Dear Matt: There have been a few internal job postings I've applied for, but even though I interviewed, I did not get the job. It's hard to go to work now, especially when co-workers who were once my equals were promoted. I feel like there is politics involved because those who got hired spend time with the hiring people outside of work or at company happy hour. I'm just not into that and feel because I don't go to happy hour or hang out on weekends, it's affecting my career.
Matt says: There's no written rule that because you work together you have to hang out together, so it's certainly understandable if heading to happy hour with people you just spent 8 to 10 hours with isn't for you. However, that doesn't mean you can't overcome these cocktail conversations and jump to the top of the list the next time an internal job posting opens up.
You can overcome all of this by preparing for a promotion well in advance of any future job openings, says Caleb Fullhart, a Senior Sourcing Recruiter for the Twin Cities office of SAP. Fullhart recommends going to your supervisor to express interest in getting promoted, and ask to set up a training plan that would address any deficiencies in your current skill set.
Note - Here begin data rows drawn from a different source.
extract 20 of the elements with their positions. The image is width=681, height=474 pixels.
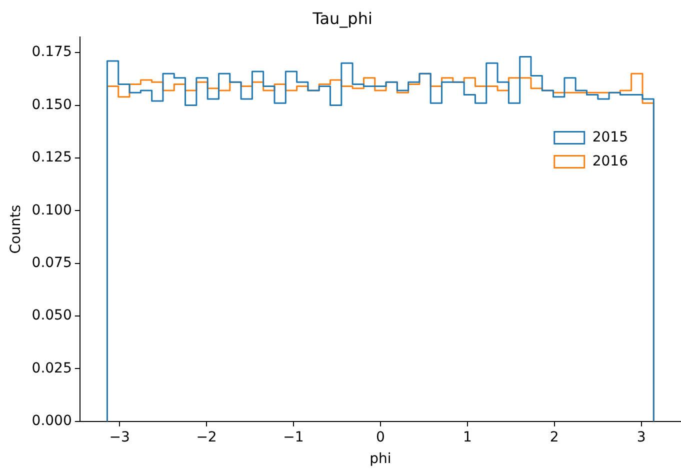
y-tick-label: 0.150 <box>32 96 72 113</box>
y-tick-label: 0.025 <box>32 360 72 376</box>
y-axis-title: Counts <box>8 204 24 254</box>
x-axis-title: phi <box>370 451 392 468</box>
chart-title: Tau_phi <box>312 8 372 28</box>
y-tick-label: 0.125 <box>32 150 72 166</box>
y-tick-label: 0.075 <box>32 254 72 271</box>
x-tick-label: 2 <box>550 429 559 446</box>
series-label: 2016 <box>592 153 628 170</box>
x-tick-label: 0 <box>376 429 385 446</box>
x-tick-label: 1 <box>462 429 472 446</box>
y-tick-label: 0.175 <box>32 44 72 60</box>
x-tick-label: 3 <box>636 429 646 446</box>
y-tick-label: 0.100 <box>32 202 72 218</box>
x-tick-label: −2 <box>196 429 217 446</box>
y-tick-label: 0.050 <box>32 308 72 324</box>
series-label: 2015 <box>592 129 628 146</box>
x-tick-label: −1 <box>283 429 304 446</box>
x-tick-label: −3 <box>109 429 130 446</box>
y-tick-label: 0.000 <box>32 413 72 430</box>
"In essence you will engage the manager to help with your career planning process, while also learning what they are looking for in order to get promoted," said Fullhart.
It's important to look at the situation objectively, Northamer said. Is the manager's reluctance really due to qualifications you lack? If so, how can you get those qualifications?
"Employees shouldn't wait for a position to open to express interest in advancement," said Northamer. "Schedule time with your boss to talk about you career related goals and objectives. Letting your manager know as soon as possible will increase the chances that you'll be considered when the company is creating new positions or filling existing roles."
Attending happy hour is probably not what is setting these people apart. It's probably more to do with the conversations that happen at a happy hour with your boss -- goal setting, brainstorming, project planning, discussing future initiatives and needs, for example.
"Instead of going to happy hour, bring that conversation to your boss," said Fullhart. "This is show that you are an actively engaged employee and have drive. This is something most companies hold in high regard."